Yu Hong, Hripcsak George, Friedman Carol
Department of Medical Informatics, Columbia University, New York, New York 10032, USA.
J Am Med Inform Assoc. 2002 May-Jun;9(3):262-72. doi: 10.1197/jamia.m0913.
To develop methods that automatically map abbreviations to their full forms in biomedical articles.
The authors developed two methods of mapping defined and undefined abbreviations (defined abbreviations are paired with their full forms in the articles, whereas undefined ones are not). For defined abbreviations, they developed a set of pattern-matching rules to map an abbreviation to its full form and implemented the rules into a software program, AbbRE (for "abbreviation recognition and extraction"). Using the opinions of domain experts as a reference standard, they evaluated the recall and precision of AbbRE for defined abbreviations in ten biomedical articles randomly selected from the ten most frequently cited medical and biological journals. They also measured the percentage of undefined abbreviations in the same set of articles, and they investigated whether they could map undefined abbreviations to any of four public abbreviation databases (GenBank LocusLink, SWISSPROT, LRABR of the UMLS Specialist Lexicon, and BioABACUS).

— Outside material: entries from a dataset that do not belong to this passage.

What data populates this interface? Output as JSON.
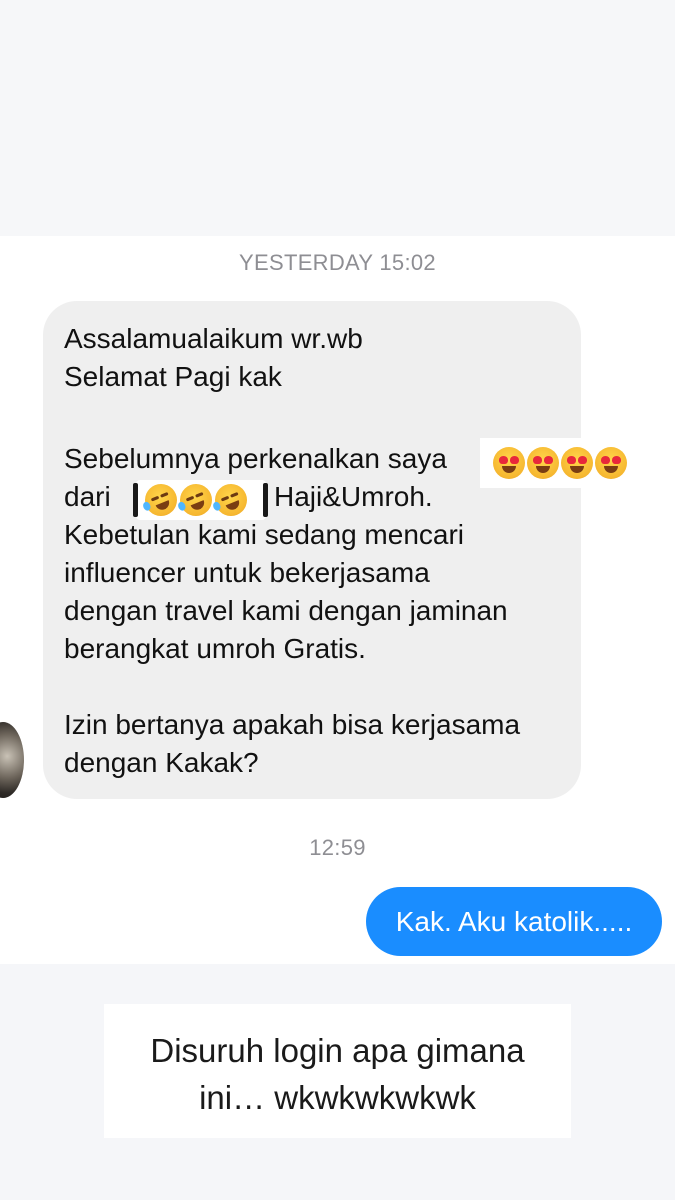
{
  "chat": {
    "timestamp_1": "YESTERDAY 15:02",
    "incoming_message": {
      "lines": [
        "Assalamualaikum wr.wb",
        "Selamat Pagi kak",
        "",
        "Sebelumnya perkenalkan saya",
        "dari",
        "Haji&Umroh.",
        "Kebetulan kami sedang mencari",
        "influencer untuk bekerjasama",
        "dengan travel kami dengan jaminan",
        "berangkat umroh Gratis.",
        "",
        "Izin bertanya apakah bisa kerjasama",
        "dengan Kakak?"
      ]
    },
    "timestamp_2": "12:59",
    "outgoing_message": "Kak. Aku katolik....."
  },
  "overlay": {
    "emoji_heart_eyes": "smiling-face-with-heart-eyes-icon",
    "emoji_laughing": "rolling-on-the-floor-laughing-icon"
  },
  "caption": {
    "line_1": "Disuruh login apa gimana",
    "line_2": "ini… wkwkwkwkwk"
  }
}
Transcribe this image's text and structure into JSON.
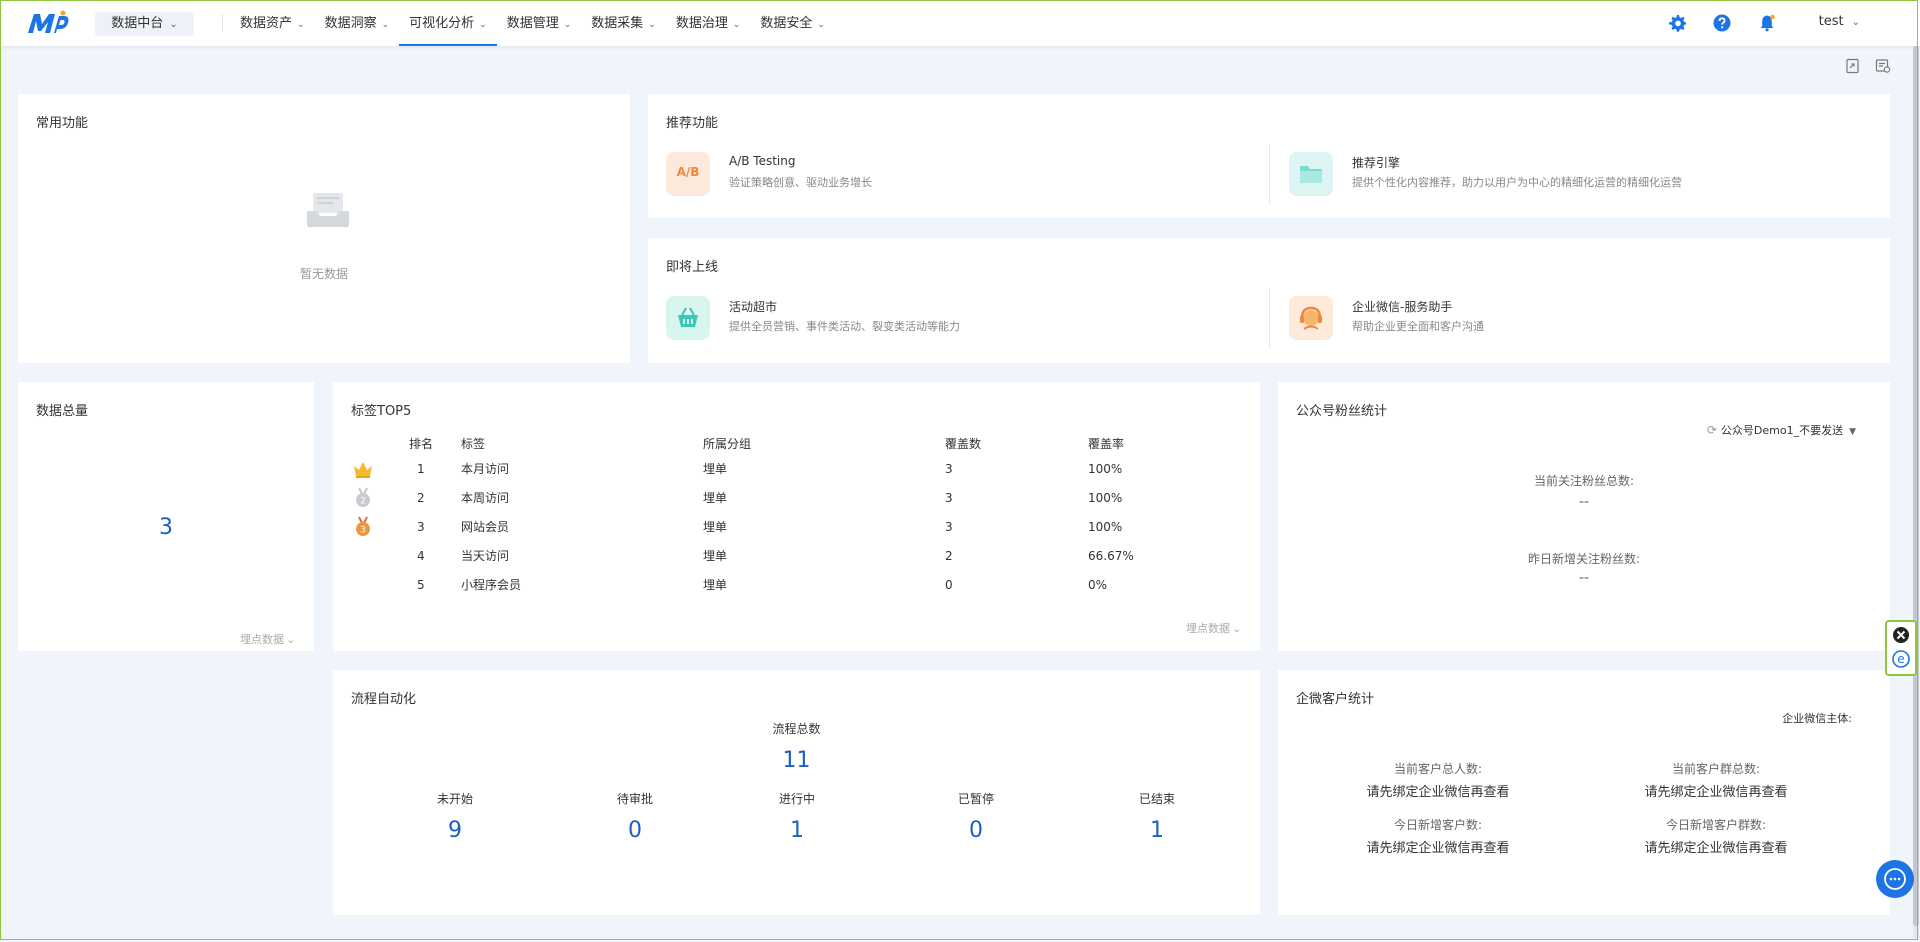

AbbRE had an average 0.70 recall and 0.95 precision for the defined abbreviations. The authors found that an average of 25 percent of abbreviations were defined in biomedical articles and that of a randomly selected subset of undefined abbreviations, 68 percent could be mapped to any of four abbreviation databases. They also found that many abbreviations are ambiguous (i.e., they map to more than one full form in abbreviation databases).
AbbRE is efficient for mapping defined abbreviations. To couple AbbRE with abbreviation databases for the mapping of undefined abbreviations, not only exhaustive abbreviation databases but also a method to resolve the ambiguity of abbreviations in the databases are needed.
开发能在生物医学文章中自动将缩写词映射为其全称的方法。
作者开发了两种映射已定义和未定义缩写词的方法(已定义缩写词在文章中与它们的全称配对,而未定义的则没有)。对于已定义缩写词,他们制定了一组模式匹配规则,将缩写词映射为其全称,并将这些规则实现到一个软件程序AbbRE(“缩写词识别与提取”)中。以领域专家的意见作为参考标准,他们评估了AbbRE对从十份最常被引用的医学和生物学杂志中随机选取的十篇生物医学文章中已定义缩写词的召回率和精确率。他们还测量了同一组文章中未定义缩写词的百分比,并研究是否能将未定义缩写词映射到四个公共缩写词数据库(GenBank LocusLink、SWISSPROT、UMLS专业词典的LRABR和BioABACUS)中的任何一个。
AbbRE对已定义缩写词的平均召回率为0.70,精确率为0.95。作者发现,生物医学文章中平均25%的缩写词是已定义的,在随机选取的未定义缩写词子集中,68%可以映射到四个缩写词数据库中的任何一个。他们还发现许多缩写词是模糊的(即它们在缩写词数据库中映射到不止一个全称)。
AbbRE在映射已定义缩写词方面效率较高。要将AbbRE与缩写词数据库结合用于映射未定义缩写词,不仅需要详尽的缩写词数据库,还需要一种解决数据库中缩写词模糊性问题的方法。